What's everyone favorite soft baits for trout and reds? New penny gulp with white 1/4 head my favorite and produces more consistently.


----------



## chaps (Aug 31, 2009)

I like paddle tail or curly tail grubs


----------



## chicon monster (Mar 7, 2012)

4inch mirrolure soft shad in chartreuse.


----------



## fishn4fun (May 11, 2008)

D.O.A. Paddle tail drub in chartreuse is deadly


----------



## Chris V (Oct 18, 2007)

Salt Water Assassin 4" split tail in silver mullet


----------



## minkmaster (Apr 5, 2008)

chaps said:


> I like paddle tail or curly tail grubs


X2 grub will catch anything thats preys on other species.


----------



## Heartbreaker (Jun 30, 2009)

Gulp alive will catch anything hungry


----------



## my3nme (Oct 9, 2007)

Do y'all think the color of the jig head matters?


----------



## reel_dedicated (May 11, 2008)

if you haven't tried gulp flats worm you might ought to.. they are like crack rock to fish.. hard to find.. but will murder flounder and specks... more like a pattle tail grub


----------



## dabutcher (Apr 19, 2008)

Five inch Zoom fluke on a 1/4 or 1/8 ounce jighead. The baby bass color is what I have used mostly in the past but lately I've been having success with other colors. The flukes are also a great bait to use for sight fishing in Big Lagoon. When fishing Big Lagoon I rig the fluke on a 1/8 ounce weedless worm hook.

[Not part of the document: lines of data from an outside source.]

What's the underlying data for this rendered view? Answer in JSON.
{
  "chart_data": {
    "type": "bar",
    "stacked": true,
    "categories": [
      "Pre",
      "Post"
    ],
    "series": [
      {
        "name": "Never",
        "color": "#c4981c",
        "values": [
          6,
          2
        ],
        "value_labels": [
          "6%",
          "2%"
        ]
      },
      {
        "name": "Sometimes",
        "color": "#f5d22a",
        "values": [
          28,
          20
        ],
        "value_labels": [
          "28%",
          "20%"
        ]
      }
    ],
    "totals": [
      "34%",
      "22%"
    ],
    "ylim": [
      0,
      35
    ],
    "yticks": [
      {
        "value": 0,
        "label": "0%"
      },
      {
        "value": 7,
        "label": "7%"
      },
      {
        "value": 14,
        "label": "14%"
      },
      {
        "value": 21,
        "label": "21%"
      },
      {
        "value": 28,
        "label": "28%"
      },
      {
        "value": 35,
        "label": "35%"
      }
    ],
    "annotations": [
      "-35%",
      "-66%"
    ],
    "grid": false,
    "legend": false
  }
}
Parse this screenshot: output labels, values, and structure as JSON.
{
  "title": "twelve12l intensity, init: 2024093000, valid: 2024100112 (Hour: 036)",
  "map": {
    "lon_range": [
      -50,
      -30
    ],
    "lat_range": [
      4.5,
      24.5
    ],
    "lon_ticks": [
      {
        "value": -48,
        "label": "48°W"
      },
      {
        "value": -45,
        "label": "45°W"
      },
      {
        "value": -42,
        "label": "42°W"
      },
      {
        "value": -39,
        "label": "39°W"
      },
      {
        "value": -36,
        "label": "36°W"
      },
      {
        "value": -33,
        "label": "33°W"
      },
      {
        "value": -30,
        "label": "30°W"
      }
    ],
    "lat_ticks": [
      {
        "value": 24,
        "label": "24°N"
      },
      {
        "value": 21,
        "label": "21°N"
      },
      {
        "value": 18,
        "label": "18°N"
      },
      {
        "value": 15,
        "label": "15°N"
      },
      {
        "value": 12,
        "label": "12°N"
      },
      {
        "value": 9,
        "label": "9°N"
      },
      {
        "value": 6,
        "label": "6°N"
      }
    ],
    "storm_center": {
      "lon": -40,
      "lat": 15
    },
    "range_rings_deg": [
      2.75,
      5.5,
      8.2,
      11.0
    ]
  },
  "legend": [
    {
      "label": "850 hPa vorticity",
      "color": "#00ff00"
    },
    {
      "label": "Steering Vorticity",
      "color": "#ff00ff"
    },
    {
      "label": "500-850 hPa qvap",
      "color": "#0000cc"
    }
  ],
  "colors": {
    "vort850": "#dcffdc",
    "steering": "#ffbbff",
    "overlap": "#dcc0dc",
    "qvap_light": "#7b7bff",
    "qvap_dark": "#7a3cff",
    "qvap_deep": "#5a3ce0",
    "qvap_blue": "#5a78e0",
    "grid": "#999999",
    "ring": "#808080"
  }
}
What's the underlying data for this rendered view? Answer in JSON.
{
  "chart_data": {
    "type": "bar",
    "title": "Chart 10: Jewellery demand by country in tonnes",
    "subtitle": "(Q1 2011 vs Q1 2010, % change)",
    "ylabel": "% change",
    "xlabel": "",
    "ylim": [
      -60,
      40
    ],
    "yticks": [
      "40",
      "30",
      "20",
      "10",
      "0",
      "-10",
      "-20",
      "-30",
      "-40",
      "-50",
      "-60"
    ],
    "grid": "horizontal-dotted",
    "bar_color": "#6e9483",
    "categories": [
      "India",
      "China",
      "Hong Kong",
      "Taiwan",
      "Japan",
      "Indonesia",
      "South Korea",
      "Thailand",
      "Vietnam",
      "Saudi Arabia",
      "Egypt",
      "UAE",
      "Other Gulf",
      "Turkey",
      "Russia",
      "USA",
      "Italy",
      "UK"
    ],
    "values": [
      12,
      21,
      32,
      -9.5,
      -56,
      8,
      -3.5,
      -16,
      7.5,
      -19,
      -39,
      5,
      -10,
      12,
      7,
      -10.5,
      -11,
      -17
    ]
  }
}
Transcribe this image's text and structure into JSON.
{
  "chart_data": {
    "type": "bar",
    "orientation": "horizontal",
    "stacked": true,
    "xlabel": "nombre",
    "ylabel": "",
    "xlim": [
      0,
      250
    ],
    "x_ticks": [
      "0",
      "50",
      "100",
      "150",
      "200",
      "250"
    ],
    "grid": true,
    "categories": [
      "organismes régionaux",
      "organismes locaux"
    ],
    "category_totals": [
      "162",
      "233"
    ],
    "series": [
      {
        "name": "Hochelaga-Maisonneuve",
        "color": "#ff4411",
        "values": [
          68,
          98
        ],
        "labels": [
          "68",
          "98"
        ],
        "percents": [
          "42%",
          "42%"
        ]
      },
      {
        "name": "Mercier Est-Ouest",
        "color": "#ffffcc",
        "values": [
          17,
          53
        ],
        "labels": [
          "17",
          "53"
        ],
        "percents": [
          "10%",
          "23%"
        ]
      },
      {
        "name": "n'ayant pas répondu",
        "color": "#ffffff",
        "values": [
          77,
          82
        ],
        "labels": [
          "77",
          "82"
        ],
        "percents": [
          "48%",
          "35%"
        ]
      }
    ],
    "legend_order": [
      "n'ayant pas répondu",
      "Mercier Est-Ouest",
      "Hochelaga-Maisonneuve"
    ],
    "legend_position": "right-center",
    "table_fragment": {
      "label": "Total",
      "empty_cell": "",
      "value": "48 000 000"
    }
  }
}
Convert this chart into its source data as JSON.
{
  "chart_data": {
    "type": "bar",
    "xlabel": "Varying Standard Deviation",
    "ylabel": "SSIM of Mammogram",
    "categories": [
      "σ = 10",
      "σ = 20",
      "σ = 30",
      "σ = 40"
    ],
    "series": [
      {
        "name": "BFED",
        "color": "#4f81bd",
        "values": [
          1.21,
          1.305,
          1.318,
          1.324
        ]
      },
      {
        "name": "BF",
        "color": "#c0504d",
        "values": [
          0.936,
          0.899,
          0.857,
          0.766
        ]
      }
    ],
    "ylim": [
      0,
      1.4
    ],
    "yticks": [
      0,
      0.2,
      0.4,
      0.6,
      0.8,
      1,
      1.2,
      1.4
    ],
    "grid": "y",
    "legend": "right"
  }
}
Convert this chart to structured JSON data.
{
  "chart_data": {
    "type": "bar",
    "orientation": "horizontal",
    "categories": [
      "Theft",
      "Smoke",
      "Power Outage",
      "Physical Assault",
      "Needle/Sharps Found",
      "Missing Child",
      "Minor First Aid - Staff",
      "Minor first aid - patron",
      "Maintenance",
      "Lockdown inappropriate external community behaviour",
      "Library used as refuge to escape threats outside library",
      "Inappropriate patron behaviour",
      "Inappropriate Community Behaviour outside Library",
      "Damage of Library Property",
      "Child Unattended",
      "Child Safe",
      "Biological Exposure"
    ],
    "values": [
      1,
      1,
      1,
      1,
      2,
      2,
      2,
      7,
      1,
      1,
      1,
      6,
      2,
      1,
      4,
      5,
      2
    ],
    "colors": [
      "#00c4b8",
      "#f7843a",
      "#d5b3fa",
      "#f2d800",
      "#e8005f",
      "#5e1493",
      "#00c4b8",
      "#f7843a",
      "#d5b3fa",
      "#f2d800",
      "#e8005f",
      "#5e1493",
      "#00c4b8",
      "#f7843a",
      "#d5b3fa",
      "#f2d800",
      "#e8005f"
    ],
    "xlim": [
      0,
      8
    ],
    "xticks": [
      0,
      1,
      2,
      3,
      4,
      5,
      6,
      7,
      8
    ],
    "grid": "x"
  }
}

I can't buy in to the gulp hype. The flukes will catch just as many fish and a bag of 10 is $2.79 vs $5.99 a bag of 5 for the gulps. The fluke are also more durable than the gulps.


----------



## Pompano Joe (Jan 28, 2009)

Salt Water Assassin 4" paddle tail in "Opening Night". My #1 Spec bait.


----------



## Boat-Dude (Sep 24, 2011)

Ly!!!


----------



## reeladdiction92 (Feb 13, 2010)

I really like DOA CAL baits


----------